Chris Diebel is the marketing director for Centro. He says the restaurant has gotten a 10 percent boost in revenue some caucus years. And the numbers are up this year.
But Iowa State University economist Dave Swenson isn't all that impressed. He analyzed the last two quarters of campaign spending before the very competitive 2008 Iowa caucuses. It added up to less than 1/100th of a percent of the state's GDP, or about 230 jobs.
Dave Swenson: So it's not a big deal. It doesn't drive our economy.
McCammon: So what does?
Swenson: It provides a lot of exposure for the state of Iowa, to a certain degree it covers our issues that people think are important.
Swenson says it's why most candidates make promises to continue farm payments and ethanol subsidies, whether or not they make economic sense.
Dave Miller is with the Iowa Farm Bureau. He says federal support for ethanol has insulated the ag sector during this economic downturn.
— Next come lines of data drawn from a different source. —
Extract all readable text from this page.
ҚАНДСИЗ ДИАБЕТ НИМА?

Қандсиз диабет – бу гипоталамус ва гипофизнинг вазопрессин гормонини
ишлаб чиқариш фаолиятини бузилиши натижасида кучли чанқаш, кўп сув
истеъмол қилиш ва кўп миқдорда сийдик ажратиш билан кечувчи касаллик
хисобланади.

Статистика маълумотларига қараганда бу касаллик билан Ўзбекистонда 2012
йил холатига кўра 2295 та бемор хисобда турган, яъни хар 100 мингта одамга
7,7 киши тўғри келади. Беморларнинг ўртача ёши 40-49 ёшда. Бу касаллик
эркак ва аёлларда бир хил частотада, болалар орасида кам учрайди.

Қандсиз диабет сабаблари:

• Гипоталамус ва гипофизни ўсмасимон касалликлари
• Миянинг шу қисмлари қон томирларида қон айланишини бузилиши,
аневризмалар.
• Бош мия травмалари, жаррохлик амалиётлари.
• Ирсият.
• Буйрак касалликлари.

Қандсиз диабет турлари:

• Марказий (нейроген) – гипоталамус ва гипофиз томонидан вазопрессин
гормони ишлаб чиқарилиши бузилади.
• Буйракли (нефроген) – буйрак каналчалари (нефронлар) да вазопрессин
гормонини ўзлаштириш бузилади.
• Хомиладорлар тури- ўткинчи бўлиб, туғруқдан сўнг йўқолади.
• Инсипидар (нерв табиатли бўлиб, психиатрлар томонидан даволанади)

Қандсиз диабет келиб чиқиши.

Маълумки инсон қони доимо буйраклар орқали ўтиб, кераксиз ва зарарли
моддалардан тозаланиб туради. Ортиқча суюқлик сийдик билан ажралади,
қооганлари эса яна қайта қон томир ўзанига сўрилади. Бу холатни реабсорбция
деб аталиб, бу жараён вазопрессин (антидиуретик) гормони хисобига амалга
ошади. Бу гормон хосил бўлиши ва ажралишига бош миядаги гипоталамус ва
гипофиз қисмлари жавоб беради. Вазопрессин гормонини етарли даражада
Dave Miller: It is jobs for rural America. It is better pricing, better asset values for Iowa farmers. Yeah, we care a lot about biofuels policy. And the caucuses allow us an opportunity to have interaction and debate with presidential candidates with regards to that type of policy.
And if you believe the industry's numbers, it's no small value. The State Renewable Fuels Association estimates Iowa biofuels were worth about $13 billion in 2010 alone and created 49,000 jobs.
In Des Moines, I'm Sarah McCammon for Marketplace.